Steelies and Other Endangered Species A five-star read

2 Comments

Author Kristin Anderson’s Review of Steelies and Other Endangered Species: Stories on Water

It is a bit tricky taking a well-written book on vacation as once you begin, it can be a bit demanding of your time. Should I go for a hike in the California sunshine or read another chapter? Shall I stay up late with friends chatting about life or sneak off to that rocking chair in their living room and resume reading to see if that main character gives into his vice? Rebecca Lawton’s latest novel Steelies and other Endangered Species: Stories on Water, is the perfect solution for my summer vacation reading companion. Each short story provides the satisfaction of a full reading experience, yet you are easily compelled to read on, not by tricks of plot and craftsmanship, but by the promise of another beautiful nature-based story ready to unfold.
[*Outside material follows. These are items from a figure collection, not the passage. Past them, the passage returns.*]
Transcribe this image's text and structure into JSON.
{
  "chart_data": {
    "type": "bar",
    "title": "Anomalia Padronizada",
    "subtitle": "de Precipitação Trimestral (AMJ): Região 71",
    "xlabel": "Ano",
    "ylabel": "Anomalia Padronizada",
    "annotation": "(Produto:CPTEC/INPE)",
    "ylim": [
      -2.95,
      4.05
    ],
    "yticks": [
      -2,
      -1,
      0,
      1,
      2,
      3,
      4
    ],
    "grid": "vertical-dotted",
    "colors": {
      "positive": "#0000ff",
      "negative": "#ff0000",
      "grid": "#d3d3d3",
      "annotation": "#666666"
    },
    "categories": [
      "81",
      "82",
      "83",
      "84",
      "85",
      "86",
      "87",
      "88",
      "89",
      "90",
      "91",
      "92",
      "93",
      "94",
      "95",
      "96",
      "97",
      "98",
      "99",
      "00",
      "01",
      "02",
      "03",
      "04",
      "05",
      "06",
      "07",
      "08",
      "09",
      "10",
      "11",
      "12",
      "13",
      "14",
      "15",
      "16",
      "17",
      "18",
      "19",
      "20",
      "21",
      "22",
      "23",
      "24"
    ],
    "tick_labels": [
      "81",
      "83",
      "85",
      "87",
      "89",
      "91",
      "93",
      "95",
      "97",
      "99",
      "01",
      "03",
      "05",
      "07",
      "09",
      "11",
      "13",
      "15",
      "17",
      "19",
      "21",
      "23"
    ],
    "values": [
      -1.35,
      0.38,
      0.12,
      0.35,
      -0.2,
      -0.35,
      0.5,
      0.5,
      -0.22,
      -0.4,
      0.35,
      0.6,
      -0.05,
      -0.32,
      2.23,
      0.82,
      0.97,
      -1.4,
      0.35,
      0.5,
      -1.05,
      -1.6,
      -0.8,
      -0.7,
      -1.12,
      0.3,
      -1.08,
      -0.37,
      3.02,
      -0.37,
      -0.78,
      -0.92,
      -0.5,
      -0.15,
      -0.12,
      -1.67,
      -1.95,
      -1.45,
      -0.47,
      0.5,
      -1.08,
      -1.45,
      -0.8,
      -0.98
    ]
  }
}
Steelies-front-cover-design1-675x1024What I like about Lawton’s writing in Steelies is the simplicity and pace. Like water in a well-fed stream, the words in each of the fifteen short stories in this compilation spill out effortlessly, taking you along in their current of storytelling. Take the first sentence of short story “A Real Cafe” for instance:

“You may think someone’s your opposite–neat where you’re messy, tough where you’re tender–until you run a river with him.”

You know immediately that this story will be about being on the water, but also about insights into human nature and compatibility when faced with the forces of a river. And considering author Rebecca Lawton was “one of the first women guides on Western whitewater, and an oarswoman on the Colorado in Grand Canyon and other rivers for fourteen seasons,” you know she writes about the experience with authority.

Our vacation this year has included a five-day journey to the Grand Canyon, driving through Navajo land, seeing glimpses of isolated desert life as well as distant vistas of the Colorado river where some of the stories in Steelies  take place. What a blessing to read Steelies under the very landscapes that inspired the writing!

Released on June 18, 2014, Steelies and Other Endangered Species is hot off the press (Little Curlew Press) and has thus far garnered only five star reviews on Amazon. I guess I’m going to have to join the band wagon raft on the five stars! Lawton brings not only her white water rafting experience to her writing, but also her MFA in Creative Writing coupled with a hard science background as a geologist. No wonder she can write just as fluidly about love and attraction as she can about Steelhead Salmon, paleontologists and geologists. Take this passage from short story “The Road to Bonanza” starring a female geologist.

“Utah was wild and stripped to the bone. Strange and beautiful–rock exposed everywhere, naked and honest. The few trees were the size of mere shrubs, casting scant shadows, nothing like the deep, oak-filled woods back home. Even the colors of the earth were different here: hills of orange, spires of red, stripes of yellow in bald topography that stretched to every horizon.”

Who else but Lawton, a creative writer & geologist, could describe rock and topography in such prose?

Lawton is not afraid to throw love and passion into the mix. In her compilation namesake short story Steelies about a naturalist dubbed “Fish Lady” by the non eco-minded locals, a love story unfolds that addresses one of the other Endangered Species–environmentalists doing the right thing against all odds.

I highly recommend Steelies and other Endangered Species: Stories on Water as a thoughtful, enjoyable read that will take you on many memorable natural journeys. It may just leave you longing to spend more time in nature, while deepening your appreciation for all of God’s creations, whether it be the mountain lion, Steelhead, the rolling river or the person you love.

 

Lawton

Author Rebecca Lawton

More about Rebecca Lawton:

Rebecca Lawton is an author and natural scientist whose poetry and prose have won a Fulbright award, the Ellen Meloy Fund Award for Desert Writers, residencies at Hedgebrook Retreat for Writers and The Island Institute, and nominations for three Pushcart Prizes.

Rebecca’s collection of essays about whitewater guiding, Reading Water: Lessons from the River, was a San Francisco Chronicle Bay Area bestseller in 2008 and ForeWord Nature Book of the Year finalist in 2003. She is co-author of five books on creativity and the outdoors, most recently Sacrament: Homage to a River with photographer Geoff Fricker (Heyday, 2014). Her debut novel, Junction, Utah, explores the impact of oil exploration on American community, water, and wilderness (van Haitsma Literary, 2013). Her short story collection, Steelies and Other Endangered Species: Stories on Water, is forthcoming from Little Curlew Press.

One of the first women guides on Western whitewater, Rebecca was an oarswoman on the Colorado in Grand Canyon and other rivers for fourteen seasons. Her work as a scientist has focused on water resources and sediment. Currently she serves on the Board of Directors for Friends of the River, as an external advisor for the Science, Technology, Engineering, and Math (STEM) Program at Sonoma State University, and on the Natural Resources Committee for Jack London State Historic Park in Glen Ellen, California.